Die Rolle der Butterfly ist sehr anspruchsvoll und ungeheuer aufregend, sowohl für die Sängerin als auch für die Schauspielerin. Es ist eine lange Rolle, die keine Pausen erlaubt, daher benötigt sie stimmlich wie emotional ein grosses Durchhaltevermögen. Es ist eine Partitur voller extremer Gefühle und es kann ganz leicht passieren, dass diese grossen Gefühle direkt in die Stimme übergehen. Die Schauspielerin möchte schreien vor Ärger oder heulen vor Schmerz. Aber die Kehle muss ruhig bleiben, um singen zu können. Diese grossen Gefühle müssen aufrichtig sein, aber die Stimme, das Instrument, muss immer stabil bleiben und frei von Anspannung.

 

Bitte erzählen Sie kurz etwas über die Produktion, Dirigent und Regisseur der Puccini Oper!

Wir alle sind wirklich stolz auf diese Produktion. Sie beinhaltet traditionelle Elemente und einige neue und zeitgenössische Ideen. Der erste Akt zeigt, wie die Amerikaner das Japanische Leben sehen und die zweite Hälfte umgekehrt wie die Japaner das Amerikanische Leben betrachten. Die Grundlage dieser Butterfly ist sehr einfach, daher kann die Geschichte so intensiv werden, dass man beim Zuschauen fast vergisst, dass es sich um eine Oper handelt. Aron Stihl (bravo!) unser Regisseur hat da etwas sehr Starkes und Bewegendes gebaut und wir sind alle sehr stolz darauf, ein Teil davon zu sein.

Er hat jeden Augenblick zum Leben erweckt und mich in einer Tour überrascht. Die Szenen zwischen Butterfly und Suzuki (Katja Starke)  verfolgen mich immer noch. Sie sind schmerzhaft und wundervoll zu gleich. David Stern, unser Dirigent arbeitete Hand in Hand mit dem Regisseur. Daher entsteht die Musik ganz organisch aus der Regie. Stihl und Stern sind ein grossartiges Team, das auf ein gemeinsames Ziel hinarbeitet.

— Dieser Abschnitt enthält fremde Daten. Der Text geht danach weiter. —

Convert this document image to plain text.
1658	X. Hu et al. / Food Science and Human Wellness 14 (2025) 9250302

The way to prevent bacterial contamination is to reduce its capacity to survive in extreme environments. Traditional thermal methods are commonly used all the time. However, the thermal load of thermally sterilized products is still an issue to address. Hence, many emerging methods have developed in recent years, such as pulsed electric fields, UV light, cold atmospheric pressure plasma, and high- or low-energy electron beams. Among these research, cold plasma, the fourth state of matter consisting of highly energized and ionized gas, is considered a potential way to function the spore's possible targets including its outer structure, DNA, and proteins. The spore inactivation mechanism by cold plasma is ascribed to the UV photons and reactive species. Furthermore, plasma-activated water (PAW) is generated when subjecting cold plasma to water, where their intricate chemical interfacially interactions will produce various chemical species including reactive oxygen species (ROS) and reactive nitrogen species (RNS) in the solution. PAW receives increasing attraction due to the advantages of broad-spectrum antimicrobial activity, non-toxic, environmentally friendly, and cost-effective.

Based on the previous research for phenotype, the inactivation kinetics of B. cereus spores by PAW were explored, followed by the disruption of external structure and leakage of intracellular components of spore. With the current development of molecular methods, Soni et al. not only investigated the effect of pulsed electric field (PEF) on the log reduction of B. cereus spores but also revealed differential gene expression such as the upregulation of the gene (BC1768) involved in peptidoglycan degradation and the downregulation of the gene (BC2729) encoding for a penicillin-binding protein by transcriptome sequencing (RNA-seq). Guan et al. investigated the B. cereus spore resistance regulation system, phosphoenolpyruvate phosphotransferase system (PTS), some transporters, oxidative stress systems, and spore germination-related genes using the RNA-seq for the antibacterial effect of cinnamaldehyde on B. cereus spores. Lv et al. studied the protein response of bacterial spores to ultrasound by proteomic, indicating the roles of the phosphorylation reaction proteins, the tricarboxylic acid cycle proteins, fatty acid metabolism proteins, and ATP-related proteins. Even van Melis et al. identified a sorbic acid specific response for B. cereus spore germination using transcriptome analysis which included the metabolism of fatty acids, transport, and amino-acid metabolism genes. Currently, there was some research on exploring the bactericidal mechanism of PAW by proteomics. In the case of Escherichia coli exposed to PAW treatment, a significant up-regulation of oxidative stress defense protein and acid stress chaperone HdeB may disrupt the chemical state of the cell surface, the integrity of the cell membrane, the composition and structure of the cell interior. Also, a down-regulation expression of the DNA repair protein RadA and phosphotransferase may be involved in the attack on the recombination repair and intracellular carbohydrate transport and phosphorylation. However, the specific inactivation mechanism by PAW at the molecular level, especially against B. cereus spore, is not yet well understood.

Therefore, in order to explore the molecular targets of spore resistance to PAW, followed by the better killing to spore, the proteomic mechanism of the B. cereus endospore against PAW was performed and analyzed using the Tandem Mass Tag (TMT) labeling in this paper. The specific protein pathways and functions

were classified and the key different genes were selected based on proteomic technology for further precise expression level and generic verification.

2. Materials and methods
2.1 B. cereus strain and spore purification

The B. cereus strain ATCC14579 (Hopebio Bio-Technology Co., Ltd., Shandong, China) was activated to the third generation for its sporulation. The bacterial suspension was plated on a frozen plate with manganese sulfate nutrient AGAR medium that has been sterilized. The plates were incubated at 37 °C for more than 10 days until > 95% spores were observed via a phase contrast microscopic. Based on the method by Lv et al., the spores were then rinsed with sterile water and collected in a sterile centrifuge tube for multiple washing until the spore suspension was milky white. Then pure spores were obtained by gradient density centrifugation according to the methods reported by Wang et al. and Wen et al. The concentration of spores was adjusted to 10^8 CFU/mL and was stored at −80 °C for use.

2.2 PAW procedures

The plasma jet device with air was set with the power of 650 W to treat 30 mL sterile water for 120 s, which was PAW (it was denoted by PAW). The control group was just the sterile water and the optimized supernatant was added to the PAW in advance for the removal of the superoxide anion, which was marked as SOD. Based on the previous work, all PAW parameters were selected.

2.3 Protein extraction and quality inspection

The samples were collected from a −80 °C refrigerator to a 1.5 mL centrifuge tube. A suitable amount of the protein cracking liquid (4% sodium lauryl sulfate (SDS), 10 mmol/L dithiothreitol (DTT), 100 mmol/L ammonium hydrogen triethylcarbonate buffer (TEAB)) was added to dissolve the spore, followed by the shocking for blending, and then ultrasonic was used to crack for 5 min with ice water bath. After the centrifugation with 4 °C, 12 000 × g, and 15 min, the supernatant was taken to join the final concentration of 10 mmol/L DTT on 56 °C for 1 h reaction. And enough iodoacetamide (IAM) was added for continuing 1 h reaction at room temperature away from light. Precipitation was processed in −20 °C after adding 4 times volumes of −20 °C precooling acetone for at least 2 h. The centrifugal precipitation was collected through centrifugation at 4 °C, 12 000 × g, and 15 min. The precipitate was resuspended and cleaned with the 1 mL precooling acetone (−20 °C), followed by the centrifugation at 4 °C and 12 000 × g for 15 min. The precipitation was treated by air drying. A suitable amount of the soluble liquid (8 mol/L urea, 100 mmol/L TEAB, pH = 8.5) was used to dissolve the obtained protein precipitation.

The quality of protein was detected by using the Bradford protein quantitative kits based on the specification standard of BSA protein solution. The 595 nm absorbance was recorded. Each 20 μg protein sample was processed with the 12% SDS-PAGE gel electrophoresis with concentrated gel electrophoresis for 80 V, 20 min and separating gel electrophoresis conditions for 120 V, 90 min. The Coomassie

Maestro Stern erarbeitete mit mir jede kleine Nuance dieser Partitur, und machte so meine erste Butterfly nicht nur zu einem Erfolg sondern auch zu einem grossen Vergnügen als Darstellerin und als Sängerin. Die Besetzung ist grossartig. Genauso grossartig wie das Ergebnis, war der Weg dorthin und das ist ein seltenes Geschenk.

 

Haben Sie noch weitere Puccini-Partien verkörpert? Welche?

„Ja ich habe in Turandot die Liu gesungen und zweimal die Mimi in La Boheme. Butterfly ist meine grösste Puccinirolle, und die dankbarste zugleich. Als nächste Partie, aus der Feder des wunderbaren Komponisten, steht die Titelrolle in Manon Lescout auf meiner Wunschliste“.